The province of Catalonia, which has long desired independence from Spain, has recently adopted a plan that would allow greater autonomy:
Voters in Catalonia, Spain's northeastern region, approved a sweeping overhaul of its constitutional relationship with the central government on Sunday, endorsing a plan to grant broad new powers of self-government. ...
The measure grants Catalonia more control over a variety of issues, including tax collection, immigration policy and judicial affairs. It acknowledges that Catalonia considers itself a nation, requires that residents learn the Catalan language and declares that the region's powers of self-government emanate from the people of Catalonia rather than from the Spanish Constitution.
Catallonia's plan will strike many as misguided; it conjures up the image of ethnic or linguistic fractionalization, with the possibility of violent conflict along the way.
But this reaction is potentially too strong, even if one takes as given that a country should always maintain its existing borders. Promotion of that goal might mean imposing less control rather than more.

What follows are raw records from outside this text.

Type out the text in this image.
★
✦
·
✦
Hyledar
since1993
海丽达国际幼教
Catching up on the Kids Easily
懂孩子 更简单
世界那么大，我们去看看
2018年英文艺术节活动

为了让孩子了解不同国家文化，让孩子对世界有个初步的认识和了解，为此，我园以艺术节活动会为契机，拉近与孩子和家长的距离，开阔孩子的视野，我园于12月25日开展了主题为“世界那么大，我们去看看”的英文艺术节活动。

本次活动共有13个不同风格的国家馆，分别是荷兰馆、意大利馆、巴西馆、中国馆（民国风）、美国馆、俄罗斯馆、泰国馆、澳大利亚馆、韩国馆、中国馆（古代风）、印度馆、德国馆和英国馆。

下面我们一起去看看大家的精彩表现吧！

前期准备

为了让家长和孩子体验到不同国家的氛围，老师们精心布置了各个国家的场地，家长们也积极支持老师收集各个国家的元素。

Consider the individual pieces of Catalonia's request in comparison to the autonomy enjoyed by U.S. states under the federalist interpretation of the U.S. constitution. Under that interpretation, states have enormous leeway to set their own tax, judicial, immigration, and language policies, the same rights Catalonia is now demanding.
More broadly, it is plausible that granting greater autonomy in areas where centralized government is not strictly necessary (roughly, everything other than national defense) reduces the likelihood of breakup. The Canadian experience with Quebec is one good illustration.
Catalonia's desire to declare itself an independent nation is of course more problematic. But perhaps that desire would decline if the remaining aspects of autonomy were granted.